Less than two weeks before Windows Vista officially reaches ‘end of life’.
On April 11, 2017, more than 10 years after Microsoft officially launched Windows Vista, the much-maligned operating system that no one ever seemed to really like, will cease to receive any further technical support by Microsoft.
Haven’t I heard this before?
Kind of… Microsoft stopped mainstream support for Vista back in 2012 but continued to provide extended support for paying customers, mostly business users. But now regardless of how much money anyone has, there will be no more security or technical help forthcoming. Microsoft has warned anyone still using Vista that going forward, their systems will be more open to being compromised by attackers in the future, and that Microsoft’s own Security Essentials support will also no longer receive updates.

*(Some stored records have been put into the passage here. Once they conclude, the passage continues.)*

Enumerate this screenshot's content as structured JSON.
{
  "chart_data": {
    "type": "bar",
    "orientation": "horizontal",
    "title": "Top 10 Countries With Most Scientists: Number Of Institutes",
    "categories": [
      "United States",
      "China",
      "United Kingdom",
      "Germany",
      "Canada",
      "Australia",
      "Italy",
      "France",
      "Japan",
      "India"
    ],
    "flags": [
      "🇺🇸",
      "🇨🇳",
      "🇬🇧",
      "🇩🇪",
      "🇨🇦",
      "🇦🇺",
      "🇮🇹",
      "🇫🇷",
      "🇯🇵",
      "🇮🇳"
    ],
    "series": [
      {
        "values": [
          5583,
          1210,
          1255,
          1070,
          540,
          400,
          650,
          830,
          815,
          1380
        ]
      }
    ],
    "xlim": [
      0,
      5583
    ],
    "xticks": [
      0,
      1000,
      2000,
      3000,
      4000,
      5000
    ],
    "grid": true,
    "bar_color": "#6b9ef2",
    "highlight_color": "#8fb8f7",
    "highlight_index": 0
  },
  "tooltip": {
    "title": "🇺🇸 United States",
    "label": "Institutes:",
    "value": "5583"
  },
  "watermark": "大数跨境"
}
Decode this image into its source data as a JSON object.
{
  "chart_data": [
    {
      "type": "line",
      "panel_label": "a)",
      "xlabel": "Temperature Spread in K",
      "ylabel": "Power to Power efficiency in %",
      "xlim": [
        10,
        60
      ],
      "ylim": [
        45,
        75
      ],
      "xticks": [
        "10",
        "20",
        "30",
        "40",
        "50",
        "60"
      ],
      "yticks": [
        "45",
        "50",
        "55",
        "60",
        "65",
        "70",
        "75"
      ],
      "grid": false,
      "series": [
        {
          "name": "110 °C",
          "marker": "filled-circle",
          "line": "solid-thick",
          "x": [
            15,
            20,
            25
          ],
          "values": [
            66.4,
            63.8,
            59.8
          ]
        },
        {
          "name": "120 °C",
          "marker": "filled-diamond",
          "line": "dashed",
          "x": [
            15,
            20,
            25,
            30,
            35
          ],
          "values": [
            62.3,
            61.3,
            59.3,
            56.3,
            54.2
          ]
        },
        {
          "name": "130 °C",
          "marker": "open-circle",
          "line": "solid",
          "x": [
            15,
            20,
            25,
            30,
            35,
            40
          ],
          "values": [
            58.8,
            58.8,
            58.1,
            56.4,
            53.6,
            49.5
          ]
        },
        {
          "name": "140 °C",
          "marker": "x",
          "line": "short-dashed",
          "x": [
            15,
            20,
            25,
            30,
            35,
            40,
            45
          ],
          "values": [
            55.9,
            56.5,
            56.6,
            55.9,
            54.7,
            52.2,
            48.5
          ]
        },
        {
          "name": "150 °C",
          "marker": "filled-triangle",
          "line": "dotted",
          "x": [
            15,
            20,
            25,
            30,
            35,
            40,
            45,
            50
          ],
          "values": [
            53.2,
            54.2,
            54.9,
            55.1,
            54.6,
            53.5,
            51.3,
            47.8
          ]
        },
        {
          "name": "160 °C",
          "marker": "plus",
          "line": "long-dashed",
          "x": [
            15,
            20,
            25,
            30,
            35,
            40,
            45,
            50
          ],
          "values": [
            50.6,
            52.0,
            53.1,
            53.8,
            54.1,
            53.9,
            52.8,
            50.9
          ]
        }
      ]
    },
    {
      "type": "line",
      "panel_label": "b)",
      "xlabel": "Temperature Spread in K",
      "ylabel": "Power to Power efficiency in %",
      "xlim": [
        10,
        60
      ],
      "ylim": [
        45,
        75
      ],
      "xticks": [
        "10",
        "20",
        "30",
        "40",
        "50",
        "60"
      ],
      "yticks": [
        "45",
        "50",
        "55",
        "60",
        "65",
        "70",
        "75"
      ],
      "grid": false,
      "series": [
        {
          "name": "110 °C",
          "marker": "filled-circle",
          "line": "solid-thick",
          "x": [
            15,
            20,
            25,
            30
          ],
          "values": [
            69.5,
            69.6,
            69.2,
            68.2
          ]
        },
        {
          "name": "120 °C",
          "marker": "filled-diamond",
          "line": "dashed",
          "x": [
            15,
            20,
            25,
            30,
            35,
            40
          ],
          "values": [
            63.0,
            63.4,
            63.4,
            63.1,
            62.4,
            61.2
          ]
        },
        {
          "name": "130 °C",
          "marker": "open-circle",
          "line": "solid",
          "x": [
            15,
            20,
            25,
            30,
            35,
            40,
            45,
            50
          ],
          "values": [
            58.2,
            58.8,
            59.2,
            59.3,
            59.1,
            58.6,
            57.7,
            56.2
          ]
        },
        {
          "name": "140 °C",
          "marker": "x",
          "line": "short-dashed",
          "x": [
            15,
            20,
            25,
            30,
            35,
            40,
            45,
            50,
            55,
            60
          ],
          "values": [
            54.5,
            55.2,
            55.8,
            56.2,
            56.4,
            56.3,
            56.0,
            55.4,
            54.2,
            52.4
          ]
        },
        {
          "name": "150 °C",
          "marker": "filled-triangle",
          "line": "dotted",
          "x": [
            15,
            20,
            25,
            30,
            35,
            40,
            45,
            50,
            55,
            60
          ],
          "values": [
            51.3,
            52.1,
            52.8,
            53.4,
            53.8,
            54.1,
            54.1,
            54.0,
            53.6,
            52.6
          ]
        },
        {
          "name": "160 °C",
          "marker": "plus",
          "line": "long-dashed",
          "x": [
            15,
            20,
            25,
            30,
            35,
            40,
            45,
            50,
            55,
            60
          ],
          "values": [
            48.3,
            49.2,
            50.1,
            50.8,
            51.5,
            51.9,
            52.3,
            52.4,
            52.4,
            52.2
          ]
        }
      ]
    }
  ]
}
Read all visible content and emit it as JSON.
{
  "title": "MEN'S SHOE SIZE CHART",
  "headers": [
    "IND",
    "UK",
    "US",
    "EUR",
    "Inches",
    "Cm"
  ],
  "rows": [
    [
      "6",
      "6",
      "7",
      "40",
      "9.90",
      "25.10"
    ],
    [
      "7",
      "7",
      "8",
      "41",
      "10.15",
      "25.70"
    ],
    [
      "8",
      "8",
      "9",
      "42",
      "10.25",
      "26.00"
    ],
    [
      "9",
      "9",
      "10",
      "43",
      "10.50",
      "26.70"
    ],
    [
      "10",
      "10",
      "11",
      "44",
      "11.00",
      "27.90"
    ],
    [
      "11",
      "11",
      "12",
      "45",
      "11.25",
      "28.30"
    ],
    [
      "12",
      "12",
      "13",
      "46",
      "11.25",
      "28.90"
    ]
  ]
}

A statement from Microsoft said: “Microsoft has provided support for Windows Vista for the past 10 years, but the time has come for us, along with our hardware and software partners, to invest our resources towards more recent technologies so that we can continue to deliver great new experiences.”
So will my Vista work on April 12th?
That’s funny. No one uses Vista, right? But, yes, it will still work. That said, it is important to remember that Microsoft isn’t killing Vista come the 11th April, though that would probably be a blessed release. Vista will no longer receive critical updates but PCs and laptops running Vista will still work. Up-to-date security software will still run and protect users from most viruses and malware, but any new weaknesses discovered in the operating system code itself, will not be fixed and remain wide open for hackers to exploit.
There’s also the fact that “as more software and hardware manufacturers continue to optimize for more recent versions of Windows, you can expect to encounter more apps and devices that do not work with Windows Vista,” the company added.
Unsurprisingly, Microsoft is urging users to update to newer OS versions, pushing customers to upgrade to Windows 10, though whether Vista era hardware will run Windows 10 smoothly is another question.
Vista came in for a lot of criticism from both the media and users alike when it was launched to the point where Microsoft eventually offered users the opportunity to ‘downgrade’ to Windows XP if they wanted.
According to Stat Counter, Vista currently has a 1.12% market share among all Windows users. Windows XP, the OS it was supposed to replace still has a user base of 5.53%.